Do gesso ao bronze

A estátua do Laçador, símbolo oficial de Porto Alegre, foi esculpida por Antônio Caringi, pelotense que se inspirou na figura do tradicionalista, radialista e compositor João Carlos D’Ávila Paixão Côrtes, o modelo emblemático da cultura rio-grandense, para muitos. Fundida em bronze a partir de matriz em gesso, representa o gaúcho, campeiro, pilchado em sua indumentária típica, com tirador, laço, bombacha, lenço e vincha na cabeça. Normalmente admirada de frente, olhos nos olhos, pode ser vista, também, de outros ângulos.

Personagens históricos e relevantes viram estátua. É fato, costume, nada contra, mas é preciso cuidado e revisão contínua. Afinal, outros fatos, frescos ou podres, podem surgir, reforçando ou manchando a tal relevância. Cancelamento é mais que uma palavra da moda, é atitude. O alvo é quem faz, ou fez, ou disse, algo discutível, não tolerado hoje, e que passa por uma, digamos, desconstrução social, gerando debates sobre racismo, xenofobia, homofobia, orientações políticas extremistas, etc. Paixão Côrtes, que faleceu em 2018, deixou uma marca indelével na cultura local. Dizem os mais próximos que era um homem simpático e afável, um mediador inteligente. Não ouvi causos, e não li matéria que o desabonasse. Ou seja, até então, o homem-monumento está livre de ser “cancelado”. Ou não? De qualquer forma, a estátua já está de pé (ou deitada, já que neste momento sofre nova intervenção e restauro), e derrubar estátuas ainda é atitude divisória. Mas esse é outro afluente, do mesmo assunto.
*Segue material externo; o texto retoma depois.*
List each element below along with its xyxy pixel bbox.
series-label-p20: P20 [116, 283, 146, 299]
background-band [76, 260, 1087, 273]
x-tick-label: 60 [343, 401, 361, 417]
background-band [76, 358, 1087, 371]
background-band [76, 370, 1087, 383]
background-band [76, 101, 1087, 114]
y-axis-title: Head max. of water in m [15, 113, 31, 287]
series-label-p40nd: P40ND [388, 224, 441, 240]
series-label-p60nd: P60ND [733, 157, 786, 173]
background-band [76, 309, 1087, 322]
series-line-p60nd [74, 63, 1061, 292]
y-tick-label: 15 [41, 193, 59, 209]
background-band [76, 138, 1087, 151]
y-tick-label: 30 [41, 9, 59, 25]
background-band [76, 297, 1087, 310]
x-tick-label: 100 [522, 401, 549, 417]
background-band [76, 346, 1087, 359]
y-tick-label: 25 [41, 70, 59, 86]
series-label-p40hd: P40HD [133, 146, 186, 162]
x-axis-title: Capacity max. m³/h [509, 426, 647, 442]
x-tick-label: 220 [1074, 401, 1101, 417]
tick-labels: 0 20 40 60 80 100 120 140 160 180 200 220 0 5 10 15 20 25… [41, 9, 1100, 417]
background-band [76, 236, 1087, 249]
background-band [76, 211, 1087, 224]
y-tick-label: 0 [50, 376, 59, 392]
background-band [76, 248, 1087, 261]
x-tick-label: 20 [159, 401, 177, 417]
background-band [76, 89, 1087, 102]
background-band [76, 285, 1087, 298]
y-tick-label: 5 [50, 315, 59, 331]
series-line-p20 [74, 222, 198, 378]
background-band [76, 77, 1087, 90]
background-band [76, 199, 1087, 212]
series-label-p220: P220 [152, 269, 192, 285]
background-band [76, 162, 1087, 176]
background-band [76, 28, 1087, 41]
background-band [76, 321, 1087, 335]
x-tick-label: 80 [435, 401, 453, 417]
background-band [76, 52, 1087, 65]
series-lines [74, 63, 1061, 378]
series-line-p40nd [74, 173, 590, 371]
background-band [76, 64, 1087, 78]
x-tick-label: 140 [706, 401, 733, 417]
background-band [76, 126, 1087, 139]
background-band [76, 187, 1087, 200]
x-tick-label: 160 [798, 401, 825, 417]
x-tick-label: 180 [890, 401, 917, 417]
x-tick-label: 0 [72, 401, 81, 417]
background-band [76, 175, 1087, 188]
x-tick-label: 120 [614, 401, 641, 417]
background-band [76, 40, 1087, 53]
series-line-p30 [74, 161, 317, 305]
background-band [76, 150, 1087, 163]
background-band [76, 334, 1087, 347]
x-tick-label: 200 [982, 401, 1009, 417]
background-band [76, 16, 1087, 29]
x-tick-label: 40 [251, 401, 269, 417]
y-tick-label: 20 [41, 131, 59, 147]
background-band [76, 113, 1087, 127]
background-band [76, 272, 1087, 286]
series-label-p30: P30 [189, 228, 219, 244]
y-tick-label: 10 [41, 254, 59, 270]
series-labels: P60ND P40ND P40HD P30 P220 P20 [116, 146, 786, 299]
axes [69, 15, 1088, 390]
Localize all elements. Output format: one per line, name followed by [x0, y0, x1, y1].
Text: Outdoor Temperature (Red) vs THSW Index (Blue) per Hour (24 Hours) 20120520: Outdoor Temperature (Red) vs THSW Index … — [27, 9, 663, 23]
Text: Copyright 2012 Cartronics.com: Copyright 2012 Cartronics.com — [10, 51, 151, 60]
Dias atrás um conhecido comentarista esportivo, criticado por declarações idiotas no passado, se desculpou: “…tenho orgulho de ter aprendido, estudado a ponto de poder lutar e combater no lado certo. Eu quero aprender, o tempo todo. Cada vez mais. Estou aqui pra mudar e pra mostrar que faz parte da construção do ser humano. Os prints do passado, o meu vídeo de ontem e os registros do Andreoli de amanhã guardarei pra mostrar pros meus filhos, sobre o meu caminho humano, sobre o processo histórico que vivemos. E seguirei atento para ser um agente ativo no caminho de uma sociedade de liberdade e respeito”.

“Sirvam nossas façanhas de modelo a toda a terra”. O hino é destas bandas, mas a frase não tem fronteiras. Atitudes dignas e sinceras do ser humano, que é frágil como gesso e passível de erro, devem ser respeitadas e louvadas, e seu significado, esculpido em bronze. O Laçador, acho, concordaria.